Also, haben WIR es eben doch auf einer gewissen Art und Weise in der Hand was als nächstes passiert. Wir müssen nur mal aufhören uns ständig manipulieren und leiten zu lassen. Deswegen ist es ja so wichtig, das die Menschen von diesen zunehmenden Gefahren Bescheid wissen. Deswegen ist es wichtig, dass Sie das hier lesen und verstehen und sich in Zukunft mal etwas anders verhalten.

Deswegen ja diese ganze Kritik gegenüber der zunehmenden Digitalisierung - wohl damals schon, als auch heute!

Das endet sonst in einem üblen digitalen Gefängnis, wo wir nicht mehr herauskommen werden!




So.. und jetzt kommen wir jetzt mal eben zu den besagten Rechenzentren.

Jetzt zeige ich Ihnen dieses Thema noch mal etwas auf, und dann kümmern wir uns im zweiten Teil dieses Artikel um den Digitalen Euro.



Wo Daten gespeichert werden - Der unbemerkte Ausbau der Rechenzentren



Also, benötigen wir wirklich so viele Rechenzentren?

Nun ja, natürlich. Vor allem wegen dem Künstlichen Intelligenz-System. Denn allein dafür müssen gigantisch viele Daten gespeichert werden.

Davon haben die Medien auch schon vor einiger Zeit berichtet. Schauen wir uns dazu mal den folgenden Stern-Artikel vom 10. November 2025 an:

Zitat:
In Deutschland werden immer mehr Rechenzentren gebaut - besonders für KI-Anwendungen. Doch im Vergleich zu Ländern wie USA und China haben das Land sowie ganz Europa noch erheblichen Nachholbedarf.
Beim Ausbau von Rechenzentren vor allem für Künstliche Intelligenz (KI) bleiben Deutschland und Europa auch in den kommenden Jahren einer Untersuchung zufolge weit abgeschlagen. Zwar werde sich die Leistung aller installierten Rechenzentren in Deutschland bis 2030 um 60 Prozent auf dann mehr als 5.000 Megawatt erhöhen, prognostiziert der Digitalverband Bitkom. Das ist aber nur ein kleiner Bruchteil der Leistung, die Länder wie die USA und China schon heute aufgebaut haben.

(..)

In den USA etwa sollen sich die Rechenzentren-Kapazitäten nach Bitkom-Angaben bis 2030 auf 95.000 Megawatt mehr als verdoppeln.
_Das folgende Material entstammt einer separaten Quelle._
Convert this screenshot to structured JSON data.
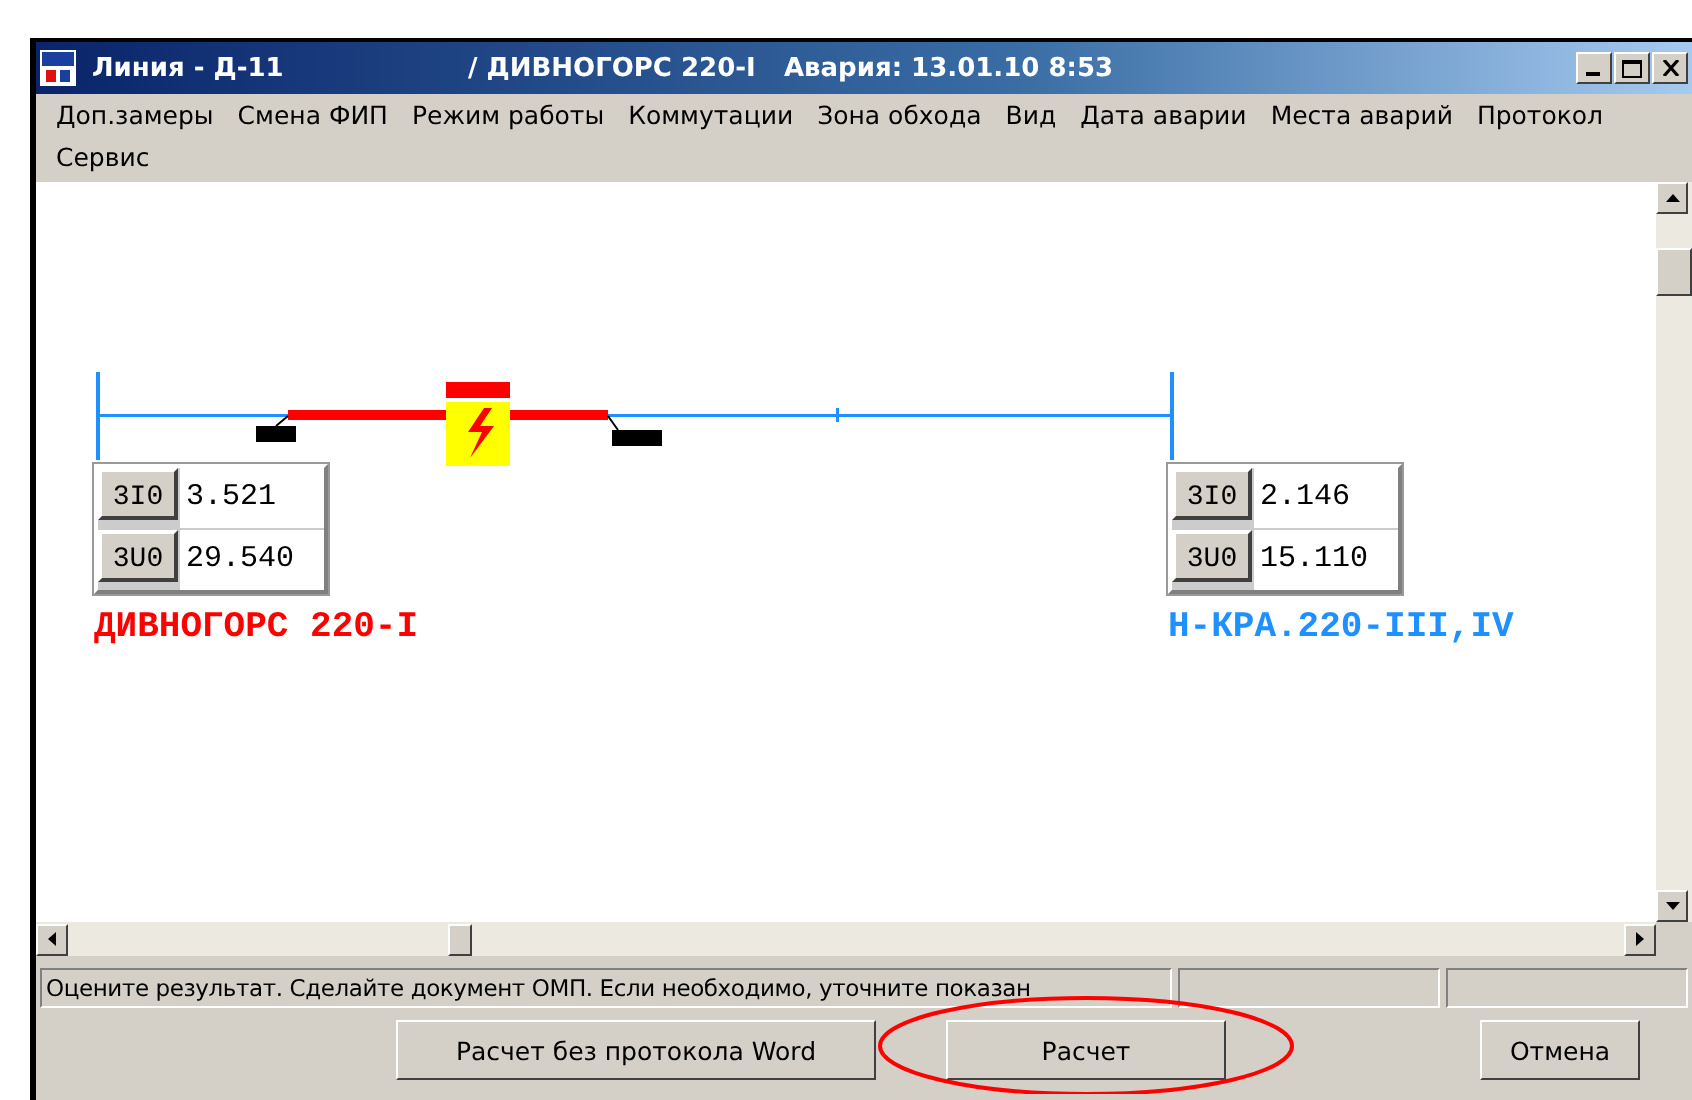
{
  "window": {
    "title": "Линия - Д-11",
    "line_name": "/ ДИВНОГОРС 220-I",
    "fault": "Авария: 13.01.10  8:53"
  },
  "menu": [
    "Доп.замеры",
    "Смена ФИП",
    "Режим работы",
    "Коммутации",
    "Зона обхода",
    "Вид",
    "Дата аварии",
    "Места аварий",
    "Протокол",
    "Сервис"
  ],
  "substations": [
    {
      "name": "ДИВНОГОРС 220-I",
      "color": "#ff0000",
      "readings": [
        {
          "label": "3I0",
          "value": "3.521"
        },
        {
          "label": "3U0",
          "value": "29.540"
        }
      ]
    },
    {
      "name": "Н-КРА.220-III,IV",
      "color": "#1e90ff",
      "readings": [
        {
          "label": "3I0",
          "value": "2.146"
        },
        {
          "label": "3U0",
          "value": "15.110"
        }
      ]
    }
  ],
  "status_bar": {
    "message": "Оцените результат. Сделайте документ ОМП. Если необходимо, уточните показан"
  },
  "buttons": [
    {
      "label": "Расчет без протокола Word",
      "circled": false
    },
    {
      "label": "Расчет",
      "circled": true
    },
    {
      "label": "Отмена",
      "circled": false
    }
  ]
}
Auch China plant demnach einen deutlich schnelleren Ausbau. In Europa sollen sich die Kapazitäten im selben Zeitraum insgesamt um rund 70 Prozent auf dann 28.000 Megawatt erhöhen.
Die für KI genutzte Rechenleistung werde sich in Deutschland bis 2030 vervierfachen, von derzeit 530 Megawatt auf dann 2.020 Megawatt Anschlussleistung, teilte Bitkom mit.Das entspräche rund 40 Prozent der Gesamtleistung in Rechenzentren. Damit wachse auch der Energiebedarf. Schon in diesem Jahr lag dieser bei 21,3 Milliarden Kilowattstunden (kWh) - nahezu eine Verdoppelung innerhalb der vergangenen zehn Jahre.

"Rund zwei Drittel des Strombedarfs entfallen dabei auf die IT-Infrastruktur der Rechenzentren, also Server, Speicher und Netzwerktechnik", hieß es. Das übrige Drittel entfalle auf die Kühlung oder die unterbrechungsfreie Stromversorgung. Angesichts des steigenden Bedarfs besonders durch KI und Computeranwendungen im Netz (Cloud-Computing) werde Energieeffizienz immer wichtiger.


Quelle:
stern.de - Studie: KI-Rechenleistung wird sich bis 2030 vervierfachen

Sie sehen also, nicht nur müssen die Rechenzentren ausgebaut werden, sondern auch der Strombedarf wird sich dadurch drastisch erhöhen! Logisch.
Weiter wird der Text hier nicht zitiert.